Cuando necesitas tranquilidad constantemente
Los modelos conversacionales pueden intensificar la búsqueda excesiva de tranquilidad, un mecanismo psicológico común en trastornos como la ansiedad generalizada y el trastorno obsesivo-compulsivo. Este riesgo implica buscar repetidamente la confirmación de que todo está bien para aliviar la incertidumbre o el malestar emocional. Los chatbots pueden convertirse en una fuente inagotable de validación, lo que, aunque proporciona un alivio inmediato, puede reforzar el hábito de consultar cada vez que surge la duda, en lugar de romper el ciclo de ansiedad.
El cuarto riesgo se relaciona con el reforzamiento de cogniciones y percepciones distorsionadas, un fenómeno que puede presentarse en trastornos psicóticos o delirantes. Muchos modelos de lenguaje están diseñados para mantener conversaciones fluidas y evitar contradecir al usuario directamente, lo que puede llevar a que las personas con vulnerabilidades interpreten esta complacencia como una validación de ideas delirantes o creencias erróneas.
Cuando la inteligencia humana empieza a ser reemplazada por la artificial
Otro mecanismo que se observa es la pérdida gradual de autonomía, provocada por una dependencia excesiva del chatbot para tomar decisiones, resolver problemas o regular emociones. Este fenómeno se relaciona con la delegación de procesos cognitivos a una herramienta tecnológica. Aunque esta estrategia puede ser útil en ciertas situaciones, un uso habitual podría disminuir la confianza en el propio criterio y fomentar formas de dependencia psicológica, especialmente en personas con dificultades para tolerar la incertidumbre.

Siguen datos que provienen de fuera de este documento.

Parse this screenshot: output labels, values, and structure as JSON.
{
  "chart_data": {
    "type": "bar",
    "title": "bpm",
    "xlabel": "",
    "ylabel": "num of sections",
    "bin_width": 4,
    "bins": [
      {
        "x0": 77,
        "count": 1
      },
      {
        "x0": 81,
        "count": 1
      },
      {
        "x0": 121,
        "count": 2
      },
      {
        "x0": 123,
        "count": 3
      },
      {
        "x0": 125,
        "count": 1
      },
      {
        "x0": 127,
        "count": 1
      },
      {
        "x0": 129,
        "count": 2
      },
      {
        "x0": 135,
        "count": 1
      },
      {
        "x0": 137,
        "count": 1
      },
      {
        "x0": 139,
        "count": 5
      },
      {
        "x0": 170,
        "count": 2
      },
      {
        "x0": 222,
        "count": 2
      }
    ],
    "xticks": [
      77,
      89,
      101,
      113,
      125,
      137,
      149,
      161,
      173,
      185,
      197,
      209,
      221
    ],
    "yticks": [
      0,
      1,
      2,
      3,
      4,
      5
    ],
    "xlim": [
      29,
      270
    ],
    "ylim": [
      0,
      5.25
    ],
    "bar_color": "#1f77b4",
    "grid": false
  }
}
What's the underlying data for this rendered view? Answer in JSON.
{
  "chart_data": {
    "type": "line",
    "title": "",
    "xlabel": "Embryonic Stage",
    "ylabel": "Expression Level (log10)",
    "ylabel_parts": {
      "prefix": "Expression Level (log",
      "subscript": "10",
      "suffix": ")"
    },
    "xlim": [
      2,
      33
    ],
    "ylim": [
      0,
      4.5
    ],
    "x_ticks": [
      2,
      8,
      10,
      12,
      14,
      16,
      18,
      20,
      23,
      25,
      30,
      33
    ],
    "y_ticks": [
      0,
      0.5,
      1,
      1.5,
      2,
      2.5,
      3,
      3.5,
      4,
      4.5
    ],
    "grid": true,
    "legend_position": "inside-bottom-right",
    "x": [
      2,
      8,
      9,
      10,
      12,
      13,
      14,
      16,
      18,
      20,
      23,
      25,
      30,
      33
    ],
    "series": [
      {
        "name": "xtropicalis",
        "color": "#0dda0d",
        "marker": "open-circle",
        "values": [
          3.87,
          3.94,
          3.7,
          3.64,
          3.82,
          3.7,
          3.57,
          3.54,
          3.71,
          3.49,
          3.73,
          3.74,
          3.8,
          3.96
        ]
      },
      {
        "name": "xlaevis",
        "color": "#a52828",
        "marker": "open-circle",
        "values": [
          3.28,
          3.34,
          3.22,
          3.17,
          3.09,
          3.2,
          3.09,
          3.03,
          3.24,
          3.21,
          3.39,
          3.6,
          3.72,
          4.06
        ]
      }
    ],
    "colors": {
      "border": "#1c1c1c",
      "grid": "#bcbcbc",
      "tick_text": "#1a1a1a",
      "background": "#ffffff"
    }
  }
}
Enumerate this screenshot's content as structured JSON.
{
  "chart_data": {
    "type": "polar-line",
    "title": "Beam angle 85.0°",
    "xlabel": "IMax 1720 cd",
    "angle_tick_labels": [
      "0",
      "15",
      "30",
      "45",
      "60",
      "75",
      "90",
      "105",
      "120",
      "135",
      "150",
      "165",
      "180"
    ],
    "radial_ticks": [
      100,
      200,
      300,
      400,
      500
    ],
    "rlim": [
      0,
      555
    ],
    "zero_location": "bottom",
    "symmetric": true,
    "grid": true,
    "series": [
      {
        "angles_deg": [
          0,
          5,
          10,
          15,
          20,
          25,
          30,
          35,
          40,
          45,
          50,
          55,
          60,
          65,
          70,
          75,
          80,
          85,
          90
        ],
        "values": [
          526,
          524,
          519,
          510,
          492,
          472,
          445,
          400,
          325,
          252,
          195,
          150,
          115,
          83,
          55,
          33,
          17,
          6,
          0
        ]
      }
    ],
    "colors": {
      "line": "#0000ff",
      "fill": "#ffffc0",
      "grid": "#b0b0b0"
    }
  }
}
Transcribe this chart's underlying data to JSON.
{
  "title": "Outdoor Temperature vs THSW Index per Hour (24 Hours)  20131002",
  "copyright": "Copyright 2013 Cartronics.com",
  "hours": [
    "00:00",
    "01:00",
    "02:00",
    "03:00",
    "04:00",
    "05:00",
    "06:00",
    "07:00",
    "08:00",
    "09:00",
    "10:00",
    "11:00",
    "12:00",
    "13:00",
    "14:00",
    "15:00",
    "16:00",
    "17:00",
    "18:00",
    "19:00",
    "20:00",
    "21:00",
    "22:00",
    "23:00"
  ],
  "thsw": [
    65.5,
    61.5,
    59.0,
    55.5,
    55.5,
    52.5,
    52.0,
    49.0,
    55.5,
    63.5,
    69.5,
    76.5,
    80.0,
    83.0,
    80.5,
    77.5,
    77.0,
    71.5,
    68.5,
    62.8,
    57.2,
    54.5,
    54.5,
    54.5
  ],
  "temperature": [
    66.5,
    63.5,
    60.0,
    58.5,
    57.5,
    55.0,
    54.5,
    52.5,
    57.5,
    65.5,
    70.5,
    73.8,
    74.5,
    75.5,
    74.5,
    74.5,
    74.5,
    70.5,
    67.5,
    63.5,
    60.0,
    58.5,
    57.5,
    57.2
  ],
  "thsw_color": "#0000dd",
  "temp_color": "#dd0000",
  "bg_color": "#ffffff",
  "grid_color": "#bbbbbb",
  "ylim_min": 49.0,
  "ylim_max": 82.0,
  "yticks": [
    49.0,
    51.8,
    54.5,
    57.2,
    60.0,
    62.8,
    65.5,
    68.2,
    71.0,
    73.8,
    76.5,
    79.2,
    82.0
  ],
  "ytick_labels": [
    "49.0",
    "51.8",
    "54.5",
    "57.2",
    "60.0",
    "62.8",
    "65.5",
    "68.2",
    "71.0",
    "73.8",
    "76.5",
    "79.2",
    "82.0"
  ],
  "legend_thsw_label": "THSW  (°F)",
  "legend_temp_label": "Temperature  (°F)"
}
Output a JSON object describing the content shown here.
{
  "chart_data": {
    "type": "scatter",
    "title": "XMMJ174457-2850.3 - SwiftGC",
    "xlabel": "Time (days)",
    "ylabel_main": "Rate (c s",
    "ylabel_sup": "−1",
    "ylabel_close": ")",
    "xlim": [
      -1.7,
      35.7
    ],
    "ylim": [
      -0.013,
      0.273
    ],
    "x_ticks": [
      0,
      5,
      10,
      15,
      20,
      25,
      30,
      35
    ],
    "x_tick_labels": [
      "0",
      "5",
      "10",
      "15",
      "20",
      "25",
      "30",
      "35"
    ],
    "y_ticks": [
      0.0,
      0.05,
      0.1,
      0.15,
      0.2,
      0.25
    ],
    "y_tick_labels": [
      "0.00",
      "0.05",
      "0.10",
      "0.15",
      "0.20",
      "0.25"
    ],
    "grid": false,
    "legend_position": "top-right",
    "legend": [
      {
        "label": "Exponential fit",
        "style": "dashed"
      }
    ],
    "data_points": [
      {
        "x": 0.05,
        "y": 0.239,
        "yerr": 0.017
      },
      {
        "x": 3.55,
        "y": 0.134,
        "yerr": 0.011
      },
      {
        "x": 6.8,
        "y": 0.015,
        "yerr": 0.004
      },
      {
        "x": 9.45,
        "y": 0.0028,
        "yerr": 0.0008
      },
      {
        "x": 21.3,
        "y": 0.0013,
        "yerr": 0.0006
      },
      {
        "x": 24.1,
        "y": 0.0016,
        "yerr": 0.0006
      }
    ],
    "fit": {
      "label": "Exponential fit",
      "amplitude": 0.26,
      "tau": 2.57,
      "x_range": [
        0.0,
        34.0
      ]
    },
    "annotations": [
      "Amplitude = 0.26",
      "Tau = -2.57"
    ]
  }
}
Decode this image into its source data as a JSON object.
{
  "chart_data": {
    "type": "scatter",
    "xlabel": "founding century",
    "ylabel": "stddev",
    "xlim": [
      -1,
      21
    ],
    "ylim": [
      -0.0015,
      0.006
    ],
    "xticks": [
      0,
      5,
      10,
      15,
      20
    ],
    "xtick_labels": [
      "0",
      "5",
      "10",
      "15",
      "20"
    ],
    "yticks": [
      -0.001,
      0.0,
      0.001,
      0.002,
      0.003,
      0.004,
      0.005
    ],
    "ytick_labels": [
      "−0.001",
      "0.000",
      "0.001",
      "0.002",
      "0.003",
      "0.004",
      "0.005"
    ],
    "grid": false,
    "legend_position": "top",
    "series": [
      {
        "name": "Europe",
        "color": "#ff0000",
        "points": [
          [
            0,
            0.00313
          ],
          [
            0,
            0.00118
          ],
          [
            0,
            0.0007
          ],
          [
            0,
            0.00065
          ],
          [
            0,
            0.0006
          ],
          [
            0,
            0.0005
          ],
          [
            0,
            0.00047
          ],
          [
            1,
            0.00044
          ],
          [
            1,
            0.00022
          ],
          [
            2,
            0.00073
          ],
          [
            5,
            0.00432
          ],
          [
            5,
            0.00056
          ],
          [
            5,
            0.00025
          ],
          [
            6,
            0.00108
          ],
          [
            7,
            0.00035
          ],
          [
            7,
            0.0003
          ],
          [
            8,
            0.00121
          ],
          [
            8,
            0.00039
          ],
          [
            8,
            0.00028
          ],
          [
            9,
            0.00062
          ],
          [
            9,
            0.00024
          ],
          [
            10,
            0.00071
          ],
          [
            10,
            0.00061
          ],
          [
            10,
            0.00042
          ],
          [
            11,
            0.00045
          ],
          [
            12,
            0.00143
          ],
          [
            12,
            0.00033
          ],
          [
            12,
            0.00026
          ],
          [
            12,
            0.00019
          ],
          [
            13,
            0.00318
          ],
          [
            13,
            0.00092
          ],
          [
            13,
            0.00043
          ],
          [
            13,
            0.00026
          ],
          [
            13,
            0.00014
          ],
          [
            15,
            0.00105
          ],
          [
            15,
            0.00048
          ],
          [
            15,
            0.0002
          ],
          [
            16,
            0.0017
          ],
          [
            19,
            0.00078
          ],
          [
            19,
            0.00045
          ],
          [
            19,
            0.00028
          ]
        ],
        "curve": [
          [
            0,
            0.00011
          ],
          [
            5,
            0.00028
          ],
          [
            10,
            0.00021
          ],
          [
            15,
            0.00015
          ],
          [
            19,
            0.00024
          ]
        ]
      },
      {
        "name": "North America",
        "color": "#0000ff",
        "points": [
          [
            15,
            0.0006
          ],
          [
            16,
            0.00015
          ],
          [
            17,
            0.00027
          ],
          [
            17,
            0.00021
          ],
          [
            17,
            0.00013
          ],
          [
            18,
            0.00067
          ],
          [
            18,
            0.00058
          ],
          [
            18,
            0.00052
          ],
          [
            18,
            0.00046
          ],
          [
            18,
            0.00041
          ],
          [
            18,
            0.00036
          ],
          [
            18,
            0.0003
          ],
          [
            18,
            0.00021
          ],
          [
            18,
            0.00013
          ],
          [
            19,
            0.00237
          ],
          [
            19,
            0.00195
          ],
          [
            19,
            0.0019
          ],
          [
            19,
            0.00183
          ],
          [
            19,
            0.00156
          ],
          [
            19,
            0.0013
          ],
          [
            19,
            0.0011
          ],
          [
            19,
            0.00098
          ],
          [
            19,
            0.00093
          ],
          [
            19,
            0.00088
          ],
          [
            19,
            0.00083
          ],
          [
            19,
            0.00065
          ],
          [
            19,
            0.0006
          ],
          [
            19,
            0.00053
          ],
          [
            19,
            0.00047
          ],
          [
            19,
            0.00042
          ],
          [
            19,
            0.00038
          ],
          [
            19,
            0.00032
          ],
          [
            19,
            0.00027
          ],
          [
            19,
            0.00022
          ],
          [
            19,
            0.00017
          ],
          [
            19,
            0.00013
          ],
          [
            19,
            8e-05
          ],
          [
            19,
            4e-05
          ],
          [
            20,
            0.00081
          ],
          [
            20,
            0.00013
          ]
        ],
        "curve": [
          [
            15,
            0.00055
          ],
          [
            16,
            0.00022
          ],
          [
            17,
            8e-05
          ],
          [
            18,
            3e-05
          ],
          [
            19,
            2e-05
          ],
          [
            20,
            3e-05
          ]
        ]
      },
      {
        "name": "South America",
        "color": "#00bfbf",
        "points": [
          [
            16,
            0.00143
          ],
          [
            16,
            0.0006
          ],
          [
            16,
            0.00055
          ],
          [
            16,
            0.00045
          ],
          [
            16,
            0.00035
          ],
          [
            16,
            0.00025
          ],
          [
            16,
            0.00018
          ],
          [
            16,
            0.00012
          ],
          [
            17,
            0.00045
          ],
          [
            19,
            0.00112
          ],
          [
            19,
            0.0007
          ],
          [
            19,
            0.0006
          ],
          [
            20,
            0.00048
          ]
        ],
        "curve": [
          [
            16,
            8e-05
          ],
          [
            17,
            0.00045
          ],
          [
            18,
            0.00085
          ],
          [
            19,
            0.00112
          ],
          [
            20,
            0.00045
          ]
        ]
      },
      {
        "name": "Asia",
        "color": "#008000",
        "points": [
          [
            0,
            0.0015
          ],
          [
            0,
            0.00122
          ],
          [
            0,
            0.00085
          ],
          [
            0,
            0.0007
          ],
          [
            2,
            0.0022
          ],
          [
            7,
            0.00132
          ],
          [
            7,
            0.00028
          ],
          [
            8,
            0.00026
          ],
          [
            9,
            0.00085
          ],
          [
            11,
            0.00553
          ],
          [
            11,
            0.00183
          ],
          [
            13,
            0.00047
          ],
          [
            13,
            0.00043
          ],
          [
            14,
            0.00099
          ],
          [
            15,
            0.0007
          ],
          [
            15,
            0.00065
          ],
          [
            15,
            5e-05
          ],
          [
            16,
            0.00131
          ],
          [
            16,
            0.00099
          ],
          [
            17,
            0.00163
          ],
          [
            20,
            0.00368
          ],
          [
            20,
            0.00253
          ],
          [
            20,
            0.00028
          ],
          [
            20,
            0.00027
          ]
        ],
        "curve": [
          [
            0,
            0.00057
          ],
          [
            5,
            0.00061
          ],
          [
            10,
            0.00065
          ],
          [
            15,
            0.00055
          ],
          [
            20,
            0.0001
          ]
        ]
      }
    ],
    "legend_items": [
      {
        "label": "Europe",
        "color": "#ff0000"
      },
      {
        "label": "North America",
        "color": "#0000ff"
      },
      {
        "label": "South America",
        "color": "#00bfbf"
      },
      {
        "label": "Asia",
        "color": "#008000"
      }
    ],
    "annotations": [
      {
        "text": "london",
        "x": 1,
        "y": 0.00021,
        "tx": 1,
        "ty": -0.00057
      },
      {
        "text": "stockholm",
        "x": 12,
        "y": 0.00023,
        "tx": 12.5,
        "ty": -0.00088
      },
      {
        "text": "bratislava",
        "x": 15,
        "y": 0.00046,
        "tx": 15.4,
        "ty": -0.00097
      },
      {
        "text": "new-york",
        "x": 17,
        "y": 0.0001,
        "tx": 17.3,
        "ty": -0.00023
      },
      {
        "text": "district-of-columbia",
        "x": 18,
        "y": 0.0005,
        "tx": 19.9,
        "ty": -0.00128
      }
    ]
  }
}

El verdadero desafío radica en el diseño actual de estas herramientas. A medida que su uso se expande y se convierte en parte de la vida cotidiana, es crucial abordar la necesidad de implementar mecanismos de seguridad más robustos que protejan la salud mental de los usuarios, especialmente aquellos que son más vulnerables. Identificar cuándo una conversación habitual comienza a transformarse en una relación poco saludable puede ser una primera línea de defensa en este contexto.